O'Neill Paul M, Shone Alison E, Stanford Deborah, Nixon Gemma, Asadollahy Eghbaleh, Park B Kevin, Maggs James L, Roberts Phil, Stocks Paul A, Biagini Giancarlo, Bray Patrick G, Davies Jill, Berry Neil, Hall Charlotte, Rimmer Karen, Winstanley Peter A, Hindley Stephen, Bambal Ramesh B, Davis Charles B, Bates Martin, Gresham Stephanie L, Brigandi Richard A, Gomez-de-Las-Heras Federico M, Gargallo Domingo V, Parapini Silvia, Vivas Livia, Lander Hollie, Taramelli Donatella, Ward Stephen A
Department of Chemistry, University of Liverpool, Liverpool, UK.
J Med Chem. 2009 Apr 9;52(7):1828-44. doi: 10.1021/jm8012757.
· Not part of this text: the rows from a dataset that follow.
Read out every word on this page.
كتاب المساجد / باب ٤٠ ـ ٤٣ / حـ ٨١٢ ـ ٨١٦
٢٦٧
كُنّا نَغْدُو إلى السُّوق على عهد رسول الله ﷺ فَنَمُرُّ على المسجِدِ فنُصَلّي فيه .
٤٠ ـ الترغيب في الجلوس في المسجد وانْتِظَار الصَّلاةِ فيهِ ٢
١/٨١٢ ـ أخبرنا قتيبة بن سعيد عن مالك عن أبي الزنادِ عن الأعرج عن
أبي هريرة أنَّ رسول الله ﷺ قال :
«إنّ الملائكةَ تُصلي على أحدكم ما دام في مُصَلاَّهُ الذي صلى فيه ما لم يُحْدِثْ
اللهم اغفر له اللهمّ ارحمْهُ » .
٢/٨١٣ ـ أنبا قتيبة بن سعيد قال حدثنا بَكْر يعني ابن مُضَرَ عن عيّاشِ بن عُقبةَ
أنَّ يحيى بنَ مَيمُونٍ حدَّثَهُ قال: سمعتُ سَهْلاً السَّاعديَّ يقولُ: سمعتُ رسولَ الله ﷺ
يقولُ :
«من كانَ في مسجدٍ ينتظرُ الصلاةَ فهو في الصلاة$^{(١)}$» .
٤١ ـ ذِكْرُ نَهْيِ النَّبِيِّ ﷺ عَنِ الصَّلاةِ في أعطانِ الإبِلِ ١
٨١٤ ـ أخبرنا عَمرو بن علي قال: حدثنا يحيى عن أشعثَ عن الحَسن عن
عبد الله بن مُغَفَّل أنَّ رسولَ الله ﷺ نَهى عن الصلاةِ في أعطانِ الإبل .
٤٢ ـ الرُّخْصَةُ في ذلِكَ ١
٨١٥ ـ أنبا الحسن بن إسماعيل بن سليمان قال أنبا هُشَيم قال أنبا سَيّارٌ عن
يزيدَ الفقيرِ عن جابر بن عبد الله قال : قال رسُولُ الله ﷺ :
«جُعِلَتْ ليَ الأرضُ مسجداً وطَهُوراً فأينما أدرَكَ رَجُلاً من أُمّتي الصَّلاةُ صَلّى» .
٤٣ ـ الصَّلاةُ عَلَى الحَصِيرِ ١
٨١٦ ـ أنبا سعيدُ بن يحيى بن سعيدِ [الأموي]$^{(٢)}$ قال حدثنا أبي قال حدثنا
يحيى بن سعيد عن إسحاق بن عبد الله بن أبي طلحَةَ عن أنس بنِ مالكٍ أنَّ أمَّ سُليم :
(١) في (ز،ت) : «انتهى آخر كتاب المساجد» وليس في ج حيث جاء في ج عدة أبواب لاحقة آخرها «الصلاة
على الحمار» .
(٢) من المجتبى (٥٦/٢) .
On the basis of a mechanistic understanding of the toxicity of the 4-aminoquinoline amodiaquine (1b), three series of amodiaquine analogues have been prepared where the 4-aminophenol "metabolic alert" has been modified by replacement of the 4'-hydroxy group with a hydrogen, fluorine, or chlorine atom. Following antimalarial assessment and studies on mechanism of action, two candidates were selected for detailed ADME studies and in vitro and in vivo toxicological assessment. 4'-Fluoro-N-tert-butylamodiaquine (2k) was subsequently identified as a candidate for further development studies based on potent activity versus chloroquine-sensitive and resistant parasites, moderate to excellent oral bioavailability, low toxicity in in vitro studies, and an acceptable safety profile.
基于对4-氨基喹啉阿莫地喹(1b)毒性的机理理解,制备了三个系列的阿莫地喹类似物,其中4-氨基酚“代谢警报”通过用氢、氟或氯原子取代4'-羟基进行了修饰。经过抗疟评估和作用机制研究,选择了两个候选物进行详细的ADME研究以及体外和体内毒理学评估。4'-氟-N-叔丁基阿莫地喹(2k)随后被确定为进一步开发研究的候选物,这是基于其对氯喹敏感和耐药寄生虫具有强效活性、口服生物利用度中等至优异、体外研究毒性低以及安全概况可接受。